Methods: In vitro, neonatal rat cardiomyocytes (NRCMs) were subjected to hypoxia (4h)/reoxygenation (1h) in the absence or presence of eEPCs with or without TB4 shRNA transfection, which decreased of TB4 mRNA levels to 20% of control cells. In vivo, pigs (n = 6 per group) underwent percutaneous LAD occlusion for 60 min. After 55 min of ischemia either saline solution or eEPCs (5 * 106 DiI labeled cells) ± TB4 shRNA, or TB4 protein (15mg/animal) were applied via selective pressure-regulated retroinfusion into the anterior interventricular vein. Infarct size and functional reserve (sonomicrometry at 150/min atrial pacing) were determined after 24h reperfusion. Myeloperoxidase (MPO) levels were obtained to analyze inflammatory cell invasion.

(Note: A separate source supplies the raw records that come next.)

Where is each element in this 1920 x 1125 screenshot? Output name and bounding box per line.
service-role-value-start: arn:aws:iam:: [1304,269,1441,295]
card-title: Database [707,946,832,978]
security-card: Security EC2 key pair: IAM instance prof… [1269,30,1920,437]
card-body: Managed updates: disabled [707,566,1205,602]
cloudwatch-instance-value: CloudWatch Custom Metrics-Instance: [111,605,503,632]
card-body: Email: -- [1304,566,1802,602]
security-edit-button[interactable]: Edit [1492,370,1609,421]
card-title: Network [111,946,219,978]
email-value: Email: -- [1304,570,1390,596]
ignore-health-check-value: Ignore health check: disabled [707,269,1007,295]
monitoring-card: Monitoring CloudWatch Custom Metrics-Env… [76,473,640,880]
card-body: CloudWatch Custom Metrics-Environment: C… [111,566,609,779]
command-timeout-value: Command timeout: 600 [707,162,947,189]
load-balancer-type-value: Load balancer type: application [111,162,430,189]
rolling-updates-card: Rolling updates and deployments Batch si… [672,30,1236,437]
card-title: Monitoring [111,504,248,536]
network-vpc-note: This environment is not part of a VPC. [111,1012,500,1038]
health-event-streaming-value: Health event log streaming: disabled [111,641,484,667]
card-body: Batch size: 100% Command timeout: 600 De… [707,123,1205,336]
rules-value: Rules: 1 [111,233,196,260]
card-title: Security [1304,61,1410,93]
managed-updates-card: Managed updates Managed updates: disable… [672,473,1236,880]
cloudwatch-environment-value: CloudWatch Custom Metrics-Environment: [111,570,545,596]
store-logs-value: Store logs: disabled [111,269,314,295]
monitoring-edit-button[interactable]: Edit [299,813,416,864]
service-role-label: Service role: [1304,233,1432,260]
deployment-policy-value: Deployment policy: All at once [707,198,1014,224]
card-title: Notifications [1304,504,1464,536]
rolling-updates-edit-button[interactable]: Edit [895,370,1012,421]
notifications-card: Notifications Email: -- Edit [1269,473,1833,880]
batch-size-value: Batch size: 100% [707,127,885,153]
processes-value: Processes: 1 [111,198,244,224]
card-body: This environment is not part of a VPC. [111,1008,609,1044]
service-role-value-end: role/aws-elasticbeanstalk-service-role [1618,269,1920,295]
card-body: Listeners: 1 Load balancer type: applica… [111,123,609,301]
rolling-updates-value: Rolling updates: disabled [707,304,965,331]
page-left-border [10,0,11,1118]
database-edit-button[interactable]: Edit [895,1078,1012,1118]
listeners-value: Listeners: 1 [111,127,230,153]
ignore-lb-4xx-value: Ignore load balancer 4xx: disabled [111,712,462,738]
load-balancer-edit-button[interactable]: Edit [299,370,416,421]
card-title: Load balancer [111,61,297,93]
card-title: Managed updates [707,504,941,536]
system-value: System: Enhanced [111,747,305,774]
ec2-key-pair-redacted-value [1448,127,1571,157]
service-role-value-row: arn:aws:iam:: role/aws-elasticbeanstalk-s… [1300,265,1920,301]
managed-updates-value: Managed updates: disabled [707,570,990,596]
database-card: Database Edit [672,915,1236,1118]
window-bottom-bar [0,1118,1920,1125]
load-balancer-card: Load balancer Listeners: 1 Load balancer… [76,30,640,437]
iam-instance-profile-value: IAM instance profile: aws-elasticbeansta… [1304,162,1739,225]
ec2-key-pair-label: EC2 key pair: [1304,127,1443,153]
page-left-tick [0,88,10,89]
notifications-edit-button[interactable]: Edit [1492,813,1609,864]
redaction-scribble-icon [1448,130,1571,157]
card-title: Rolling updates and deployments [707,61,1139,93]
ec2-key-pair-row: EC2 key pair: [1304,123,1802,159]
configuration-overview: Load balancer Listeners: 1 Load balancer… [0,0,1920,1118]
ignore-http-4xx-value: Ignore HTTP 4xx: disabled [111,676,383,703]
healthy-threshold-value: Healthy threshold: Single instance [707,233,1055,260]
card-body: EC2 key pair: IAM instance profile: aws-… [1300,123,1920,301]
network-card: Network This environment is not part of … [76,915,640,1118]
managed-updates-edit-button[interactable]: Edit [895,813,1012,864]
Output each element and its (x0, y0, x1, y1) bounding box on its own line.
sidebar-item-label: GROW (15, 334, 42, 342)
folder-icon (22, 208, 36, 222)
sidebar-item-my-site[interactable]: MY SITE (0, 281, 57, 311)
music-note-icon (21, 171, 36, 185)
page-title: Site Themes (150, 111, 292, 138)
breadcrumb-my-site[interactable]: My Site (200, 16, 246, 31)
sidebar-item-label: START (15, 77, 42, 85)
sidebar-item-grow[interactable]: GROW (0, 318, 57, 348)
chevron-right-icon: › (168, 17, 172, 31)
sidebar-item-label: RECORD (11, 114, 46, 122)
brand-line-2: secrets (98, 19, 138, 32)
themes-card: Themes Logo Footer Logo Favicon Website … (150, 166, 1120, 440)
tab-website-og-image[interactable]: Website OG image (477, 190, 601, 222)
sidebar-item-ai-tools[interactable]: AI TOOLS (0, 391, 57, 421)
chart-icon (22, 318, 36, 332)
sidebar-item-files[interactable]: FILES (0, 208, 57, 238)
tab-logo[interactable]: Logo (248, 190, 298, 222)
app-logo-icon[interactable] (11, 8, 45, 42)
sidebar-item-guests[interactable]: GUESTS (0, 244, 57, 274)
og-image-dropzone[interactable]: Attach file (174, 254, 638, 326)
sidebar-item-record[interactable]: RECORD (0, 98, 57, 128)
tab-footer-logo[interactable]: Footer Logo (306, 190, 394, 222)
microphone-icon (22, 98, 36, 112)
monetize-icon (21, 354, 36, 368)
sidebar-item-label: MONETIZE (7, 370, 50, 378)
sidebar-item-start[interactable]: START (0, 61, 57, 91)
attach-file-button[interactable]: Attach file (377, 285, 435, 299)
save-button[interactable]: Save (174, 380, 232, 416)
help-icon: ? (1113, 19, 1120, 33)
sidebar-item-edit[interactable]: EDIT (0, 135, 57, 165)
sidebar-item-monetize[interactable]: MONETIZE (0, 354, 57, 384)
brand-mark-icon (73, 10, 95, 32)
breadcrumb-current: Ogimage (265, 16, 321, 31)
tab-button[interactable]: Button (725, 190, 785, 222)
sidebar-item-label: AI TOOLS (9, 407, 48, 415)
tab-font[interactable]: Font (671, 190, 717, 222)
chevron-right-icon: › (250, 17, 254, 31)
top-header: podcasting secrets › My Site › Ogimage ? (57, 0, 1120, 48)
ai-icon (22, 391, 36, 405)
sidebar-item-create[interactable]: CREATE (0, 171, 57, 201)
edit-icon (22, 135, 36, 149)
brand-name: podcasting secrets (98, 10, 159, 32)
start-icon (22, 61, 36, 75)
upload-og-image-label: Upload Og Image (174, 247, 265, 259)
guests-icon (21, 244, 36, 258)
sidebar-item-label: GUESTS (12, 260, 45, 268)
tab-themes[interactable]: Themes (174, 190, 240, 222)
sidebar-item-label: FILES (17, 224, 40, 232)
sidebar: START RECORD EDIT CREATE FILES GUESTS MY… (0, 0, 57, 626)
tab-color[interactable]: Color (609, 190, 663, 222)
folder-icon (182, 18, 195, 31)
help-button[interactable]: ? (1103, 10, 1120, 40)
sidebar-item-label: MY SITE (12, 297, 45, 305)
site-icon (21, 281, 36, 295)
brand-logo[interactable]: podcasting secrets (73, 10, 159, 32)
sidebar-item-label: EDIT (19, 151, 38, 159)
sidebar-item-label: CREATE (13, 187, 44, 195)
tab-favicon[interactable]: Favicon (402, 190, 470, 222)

Results: In vitro, survival of NRCMs was increased from 32 ± 4 to 90 ± 2 %, when eEPC were present.TB4 shRNA , but not control shRNA, abolished this effect (45 ± 7%), whereas TB4 protein restored it (85 ± 3%). In vivo, eEPCs significantly decreased infarct size compared to control group (36 ± 3% vs. 58 ± 5% of AAR, p < 0.05), but not in the presence of TB4-shRNA (48 ± 7% of AAR). Moreover, TB4 protein retroinfusion alone was as effective as eEPC application (36 ± 4%). Functional reserve of the infarcted area was enhanced after eEPC (33 ± 4% of RCx) or TB4 protein application (39 ± 5%) compared to control (10 ± 3%), except eEPCs transfected with TB4 shRNA (19 ± 5%). Retroinfusion of eEPCs or TB4 protein significantly reduced MPO levels in the ischemic tissue (1996 ± 546, 1455 ± 197) compared to control (3323 ± 388) or TB4 shRNA treated eEPCs (5449 ± 829).
Conclusion: Our findings reveal that early cardioprotection after ischemia may be achieved by embryonic EPC retroinfusion, unless TB4 levels are largely reduced. Consistently, TB4 protein suffices to provide significant cardioprotection after ischemia and reperfusion.